In synucleinopathies, α-synuclein oligomers (OSyn) appear to be associated with neurodegeneration, neurotoxicity, and proinflammatory responses, even at low concentrations, suggesting their pivotal role in the pathogenesis of Parkinson's disease (PD). We utilized a rat model of synucleinopathy induced by intrastriatal injection of OSyn, aiming to elucidate events preceding the formation of fibrillary α-syn aggregates. Electrophysiological assessments and behavioral assays revealed several early alterations in OSyn rats, evident as early as 12 weeks post-OSyn injection. These included mild and variable reduction of motor activity, anxiety-like behavior, impaired bidirectional striatal long-term synaptic plasticity, and diminished spontaneous excitatory neurotransmission in the striatum. Furthermore, p-α-syn aggregates were detected in the cortex but not in the substantia nigra (SN).

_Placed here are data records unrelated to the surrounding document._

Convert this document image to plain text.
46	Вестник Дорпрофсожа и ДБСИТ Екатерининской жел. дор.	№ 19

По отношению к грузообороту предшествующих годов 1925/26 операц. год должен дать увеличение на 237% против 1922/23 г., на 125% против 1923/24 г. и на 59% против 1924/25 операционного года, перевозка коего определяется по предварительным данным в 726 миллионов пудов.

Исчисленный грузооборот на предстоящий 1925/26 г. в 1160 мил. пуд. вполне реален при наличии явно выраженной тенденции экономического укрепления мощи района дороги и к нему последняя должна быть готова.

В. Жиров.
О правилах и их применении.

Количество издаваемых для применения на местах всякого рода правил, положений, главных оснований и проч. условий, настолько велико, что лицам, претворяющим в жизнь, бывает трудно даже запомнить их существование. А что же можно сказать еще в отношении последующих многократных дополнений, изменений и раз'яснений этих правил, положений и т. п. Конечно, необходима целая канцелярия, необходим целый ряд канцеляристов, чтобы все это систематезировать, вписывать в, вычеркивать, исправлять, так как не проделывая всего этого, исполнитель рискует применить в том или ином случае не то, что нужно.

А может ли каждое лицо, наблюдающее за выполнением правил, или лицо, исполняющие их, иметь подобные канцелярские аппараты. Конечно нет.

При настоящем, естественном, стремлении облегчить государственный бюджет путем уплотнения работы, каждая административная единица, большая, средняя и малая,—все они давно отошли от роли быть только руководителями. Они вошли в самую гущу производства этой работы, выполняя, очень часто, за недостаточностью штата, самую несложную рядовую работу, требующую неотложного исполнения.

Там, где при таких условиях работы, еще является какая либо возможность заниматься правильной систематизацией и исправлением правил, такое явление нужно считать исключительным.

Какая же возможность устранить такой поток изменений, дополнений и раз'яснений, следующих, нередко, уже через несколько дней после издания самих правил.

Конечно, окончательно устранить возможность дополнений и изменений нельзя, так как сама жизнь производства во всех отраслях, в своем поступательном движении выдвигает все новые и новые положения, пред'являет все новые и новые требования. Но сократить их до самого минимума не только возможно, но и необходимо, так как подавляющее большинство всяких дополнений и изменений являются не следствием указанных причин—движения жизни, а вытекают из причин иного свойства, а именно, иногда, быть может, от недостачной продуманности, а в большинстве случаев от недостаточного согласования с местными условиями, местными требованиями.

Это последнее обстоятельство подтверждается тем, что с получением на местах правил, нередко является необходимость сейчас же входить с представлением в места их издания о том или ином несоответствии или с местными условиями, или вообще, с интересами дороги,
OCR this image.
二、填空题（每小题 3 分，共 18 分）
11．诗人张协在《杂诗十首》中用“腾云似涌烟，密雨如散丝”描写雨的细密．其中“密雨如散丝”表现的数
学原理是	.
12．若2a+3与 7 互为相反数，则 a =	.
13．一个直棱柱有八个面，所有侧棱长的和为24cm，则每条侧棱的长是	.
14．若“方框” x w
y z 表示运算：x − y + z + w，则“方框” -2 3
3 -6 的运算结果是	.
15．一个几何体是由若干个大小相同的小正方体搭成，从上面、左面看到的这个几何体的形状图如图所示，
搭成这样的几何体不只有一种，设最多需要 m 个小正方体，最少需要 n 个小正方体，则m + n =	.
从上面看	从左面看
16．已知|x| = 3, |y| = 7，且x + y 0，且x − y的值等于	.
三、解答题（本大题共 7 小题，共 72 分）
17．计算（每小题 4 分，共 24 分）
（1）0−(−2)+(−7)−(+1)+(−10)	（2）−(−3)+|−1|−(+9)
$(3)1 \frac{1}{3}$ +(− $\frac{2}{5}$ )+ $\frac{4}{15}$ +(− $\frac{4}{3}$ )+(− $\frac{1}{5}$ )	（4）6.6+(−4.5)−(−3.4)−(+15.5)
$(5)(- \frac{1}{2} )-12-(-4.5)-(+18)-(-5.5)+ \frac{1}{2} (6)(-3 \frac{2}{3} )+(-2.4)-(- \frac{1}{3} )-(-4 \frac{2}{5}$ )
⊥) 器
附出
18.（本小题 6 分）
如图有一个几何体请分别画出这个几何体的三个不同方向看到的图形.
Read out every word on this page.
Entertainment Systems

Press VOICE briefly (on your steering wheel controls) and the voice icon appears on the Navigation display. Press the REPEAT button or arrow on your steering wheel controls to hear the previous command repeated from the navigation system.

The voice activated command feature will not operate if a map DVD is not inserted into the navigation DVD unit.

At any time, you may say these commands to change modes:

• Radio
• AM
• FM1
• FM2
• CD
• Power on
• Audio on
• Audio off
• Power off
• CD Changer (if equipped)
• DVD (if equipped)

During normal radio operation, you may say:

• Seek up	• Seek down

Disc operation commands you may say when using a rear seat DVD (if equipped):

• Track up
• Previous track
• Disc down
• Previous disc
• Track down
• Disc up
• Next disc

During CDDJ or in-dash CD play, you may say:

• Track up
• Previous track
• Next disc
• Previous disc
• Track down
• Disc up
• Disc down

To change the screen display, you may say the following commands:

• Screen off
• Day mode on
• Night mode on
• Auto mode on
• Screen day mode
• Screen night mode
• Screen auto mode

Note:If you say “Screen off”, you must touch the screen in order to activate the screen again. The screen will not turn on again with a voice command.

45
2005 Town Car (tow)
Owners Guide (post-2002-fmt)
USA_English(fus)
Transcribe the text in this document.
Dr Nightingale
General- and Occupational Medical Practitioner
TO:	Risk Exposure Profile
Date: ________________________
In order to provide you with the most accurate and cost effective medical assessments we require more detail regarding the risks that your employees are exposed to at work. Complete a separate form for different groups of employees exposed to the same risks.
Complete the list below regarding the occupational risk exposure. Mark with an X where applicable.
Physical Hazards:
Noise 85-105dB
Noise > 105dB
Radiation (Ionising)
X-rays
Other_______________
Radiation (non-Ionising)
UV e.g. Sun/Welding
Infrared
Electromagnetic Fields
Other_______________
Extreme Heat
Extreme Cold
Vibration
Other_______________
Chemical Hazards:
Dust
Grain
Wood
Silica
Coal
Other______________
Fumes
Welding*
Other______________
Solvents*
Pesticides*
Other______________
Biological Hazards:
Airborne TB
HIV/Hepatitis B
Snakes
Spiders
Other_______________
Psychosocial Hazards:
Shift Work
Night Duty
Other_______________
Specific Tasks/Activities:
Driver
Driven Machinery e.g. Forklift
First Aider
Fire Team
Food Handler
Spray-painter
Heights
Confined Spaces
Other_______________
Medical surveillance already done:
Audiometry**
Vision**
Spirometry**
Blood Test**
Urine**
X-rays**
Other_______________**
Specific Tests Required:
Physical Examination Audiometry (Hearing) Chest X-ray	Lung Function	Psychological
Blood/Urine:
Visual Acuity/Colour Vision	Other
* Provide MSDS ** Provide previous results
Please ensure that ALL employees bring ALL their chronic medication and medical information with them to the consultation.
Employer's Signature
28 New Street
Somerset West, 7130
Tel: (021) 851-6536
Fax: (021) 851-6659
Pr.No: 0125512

Confocal microscopy analysis revealed reduced vesicular glutamate transporter 1 (VGluT1) expression at striatal glutamatergic terminals. Chronic administration of the ampakine Tulrampator to OSyn animals prevented impairment of long-term depression (LTD), spontaneous striatal neurotransmission, and VGluT1 levels. Tulrampator also ameliorated the anxiety-related behavioral phenotype, albeit without attenuating motor deficits, demonstrating its efficacy in mitigating early synaptic and emotional deficits induced by OSyn. These findings provide a basis for a novel drug treatment strategy aimed at mitigating or delaying early damage at cortico-striatal terminals induced by OSyn, thereby counteracting the pathophysiological processes underlying the onset of early non-motor symptoms in PD.